Entrevue littéraire : Le fleuve poétique de Nicole V. Champeau
– Par Lysane Caouette –
L’écrivaine originaire de Cornwall, Nicole V. Champeau, a bien voulu partager avec La Rotonde l’univers créatif de son tout dernier recueil de poésie, Barricades mystérieuses.
La Rotonde : Vous êtes en liste pour le Prix du livre d’Ottawa en plus d’être la lauréate du Prix Le Droit 2013 dans la catégorie poésie. Quelle a été votre réaction en apprenant que vous étiez finaliste pour le Prix du livre d’Ottawa?
Nicole V. Champeau : Ça m’a fait un très grand plaisir. Je suis heureuse de cette reconnaissance car la poésie est un style littéraire beaucoup plus difficile à apprécier.

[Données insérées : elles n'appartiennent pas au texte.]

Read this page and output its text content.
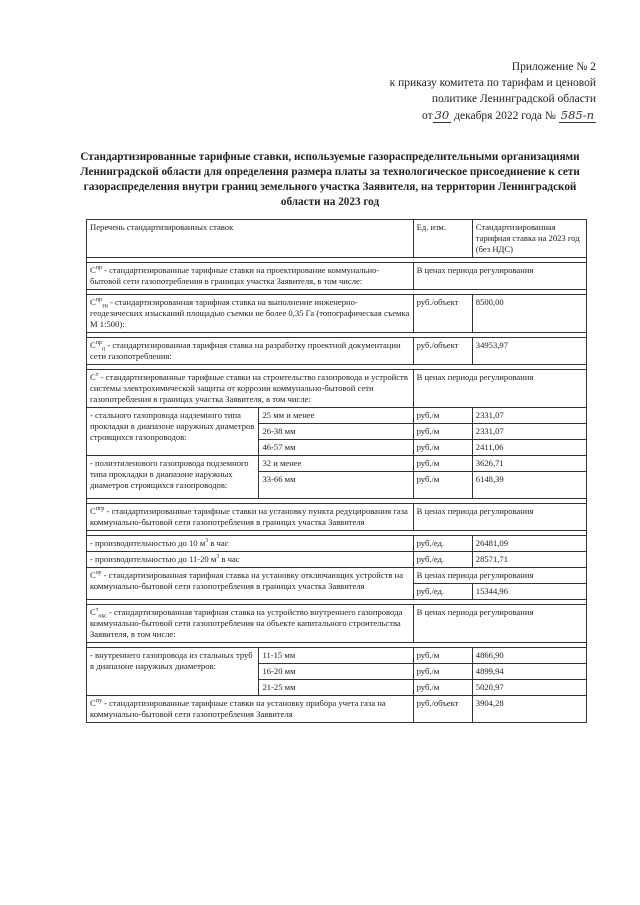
Приложение № 2
к приказу комитета по тарифам и ценовой
политике Ленинградской области
от 30 декабря 2022 года № 585-п
Стандартизированные тарифные ставки, используемые газораспределительными организациями Ленинградской области для определения размера платы за технологическое присоединение к сети газораспределения внутри границ земельного участка Заявителя, на территории Ленинградской области на 2023 год
Перечень стандартизированных ставок		Ед. изм.	Стандартизированная тарифная ставка на 2023 год (без НДС)

$С^{пр}$ - стандартизированные тарифные ставки на проектирование коммунально-бытовой сети газопотребления в границах участка Заявителя, в том числе:		В ценах периода регулирования	

$С^{пр}_{ти}$ - стандартизированная тарифная ставка на выполнение инженерно-геодезических изысканий площадью съемки не более 0,35 Га (топографическая съемка М 1:500):		руб./объект	8500,00

$С^{пр}_п$ - стандартизированная тарифная ставка на разработку проектной документации сети газопотребления:		руб./объект	34953,97

$С^т$ - стандартизированные тарифные ставки на строительство газопровода и устройств системы электрохимической защиты от коррозии коммунально-бытовой сети газопотребления в границах участка Заявителя, в том числе:		В ценах периода регулирования	
- стального газопровода надземного типа прокладки в диапазоне наружных диаметров строящихся газопроводов:	25 мм и менее	руб./м	2331,07
	26-38 мм	руб./м	2331,07
	46-57 мм	руб./м	2411,06
- полиэтиленового газопровода подземного типа прокладки в диапазоне наружных диаметров строящихся газопроводов:	32 и менее	руб./м	3626,71
	33-66 мм	руб./м	6148,39

$С^{пгр}$ - стандартизированные тарифные ставки на установку пункта редуцирования газа коммунально-бытовой сети газопотребления в границах участка Заявителя		В ценах периода регулирования	

- производительностью до 10 $м^3$ в час		руб./ед.	26481,09
- производительностью до 11-20 $м^3$ в час		руб./ед.	28571,71
$С^{оу}$ - стандартизированная тарифная ставка на установку отключающих устройств на коммунально-бытовой сети газопотребления в границах участка Заявителя		В ценах периода регулирования	
		руб./ед.	15344,96

$С^т_{окс}$ - стандартизированная тарифная ставка на устройство внутреннего газопровода коммунально-бытовой сети газопотребления на объекте капитального строительства Заявителя, в том числе:		В ценах периода регулирования	

- внутреннего газопровода из стальных труб в диапазоне наружных диаметров:	11-15 мм	руб./м	4866,90
	16-20 мм	руб./м	4899,94
	21-25 мм	руб./м	5020,97
$С^{пу}$ - стандартизированные тарифные ставки на установку прибора учета газа на коммунально-бытовой сети газопотребления Заявителя		руб./объект	3904,28
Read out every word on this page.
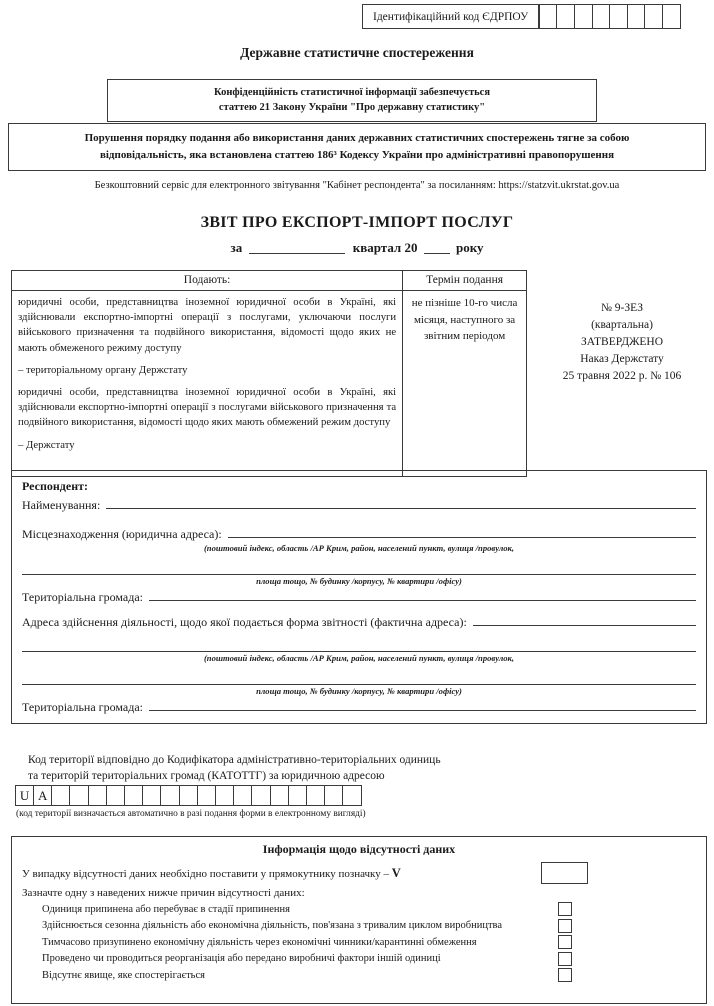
Ідентифікаційний код ЄДРПОУ
Державне статистичне спостереження
Конфіденційність статистичної інформації забезпечується
статтею 21 Закону України "Про державну статистику"
Порушення порядку подання або використання даних державних статистичних спостережень тягне за собою
відповідальність, яка встановлена статтею 186³ Кодексу України про адміністративні правопорушення
Безкоштовний сервіс для електронного звітування "Кабінет респондента" за посиланням: https://statzvit.ukrstat.gov.ua
ЗВІТ ПРО ЕКСПОРТ-ІМПОРТ ПОСЛУГ
за	квартал 20	року
Подають:	Термін подання

юридичні особи, представництва іноземної юридичної особи в Україні, які здійснювали експортно-імпортні операції з послугами, уключаючи послуги військового призначення та подвійного використання, відомості щодо яких не мають обмеженого режиму доступу

– територіальному органу Держстату

юридичні особи, представництва іноземної юридичної особи в Україні, які здійснювали експортно-імпортні операції з послугами військового призначення та подвійного використання, відомості щодо яких мають обмежений режим доступу

– Держстату	не пізніше 10-го числа місяця, наступного за звітним періодом
№ 9-ЗЕЗ
(квартальна)
ЗАТВЕРДЖЕНО
Наказ Держстату
25 травня 2022 р. № 106
Респондент:
Найменування:
Місцезнаходження (юридична адреса):
(поштовий індекс, область /АР Крим, район, населений пункт, вулиця /провулок,
площа тощо, № будинку /корпусу, № квартири /офісу)
Територіальна громада:
Адреса здійснення діяльності, щодо якої подається форма звітності (фактична адреса):
(поштовий індекс, область /АР Крим, район, населений пункт, вулиця /провулок,
площа тощо, № будинку /корпусу, № квартири /офісу)
Територіальна громада:
Код території відповідно до Кодифікатора адміністративно-територіальних одиниць
та територій територіальних громад (КАТОТТГ) за юридичною адресою
U A
(код території визначається автоматично в разі подання форми в електронному вигляді)
Інформація щодо відсутності даних
У випадку відсутності даних необхідно поставити у прямокутнику позначку – V
Зазначте одну з наведених нижче причин відсутності даних:
Одиниця припинена або перебуває в стадії припинення
Здійснюється сезонна діяльність або економічна діяльність, пов'язана з тривалим циклом виробництва
Тимчасово призупинено економічну діяльність через економічні чинники/карантинні обмеження
Проведено чи проводиться реорганізація або передано виробничі фактори іншій одиниці
Відсутнє явище, яке спостерігається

LR : À quel moment la poésie est-elle entrée dans votre vie?
NVC : Très tôt. Adolescente, je donnais des cours de musique et de lecture. Je me suis abreuvée des grands auteurs, des classiques surtout. Ça m’a menée moi-même à la poésie. Mais ce n’était pas fait en fonction de publications, pas au début, lorsque j’étais adolescente. On n’y pensait même pas!
LR : Le fleuve Saint-Laurent semble avoir été une source d’inspiration lors de vos premières écritures en poésie. Vous vous y référez d’ailleurs à quelques moments dans votre préface. Comment ce lieu de poésie vous a-t’il inspiré?
NVC : L’eau est un lieu d’inspiration et de transformation, mais aussi une trajectoire. Car dans le fleuve, il y a un lieu de rythme et de poésie. C’est un lieu qui porte l’histoire, la géographie, mais aussi qui conserve des secrets, des mythes. L’eau est une surface sous laquelle se cachent des forces dont nous ne sommes pas forcément conscients. Pour moi, c’est un monde englouti et il me fallait aller plus loin, et surtout chercher ce qui se cachait sous la surface. C’est à partir de lieux disparus et engloutis que s’est gravée mon histoire.
LR : Comment définissez-vous la langue de la poésie?
NVC : La langue de la poésie se définie par la musicalité, le rythme, la beauté des mots, et tout ce qui porte à un désir d’aller plus loin.
LR : Comment s’est avéré le processus d’écriture de votre recueil? L’écriture de l’œuvre vous a-t-elle permis, en quelque sorte, d’explorer vos propres barricades intérieures?
NVC : Bien sûr. C’est que parfois, des barrières font obstacles. Mais souvent, lorsqu’elles s’ouvrent, elles libèrent un passage. On se retrouve donc dans une autre dimension. On entre dans une autre forme de silence et on trouve une voix qui n’appartient qu’à soi.
LR : Est-ce que vous vous attendiez à ce sentiment lorsque vous écriviez votre essai?
NVC : Pas du tout. J’ai conservé de ces moments-là un intense désir de partage. La poésie venait à ma rencontre, puisque le fleuve n’était plus le même. Je cherchais autrement que dans la connaissance, les noms, les cartes, et les textes. C’était autre chose. La poésie me donnait davantage. Une quête onirique s’amorçait, presqu’une passion de l’impossible.
LR : Quels écrivains vous inspirent énormément?
NVC : Pour Pointe Maligne et Mémoire des villages engloutis, c’est un des préludes de Claude Debussy, La cathédrale engloutie. Tout est parti de là. J’ai entendu ce prélude, je l’ai ensuite interprété, et j’ai vu cette cathédrale sortir de l’eau, un peu comme les villages engloutis des années 60.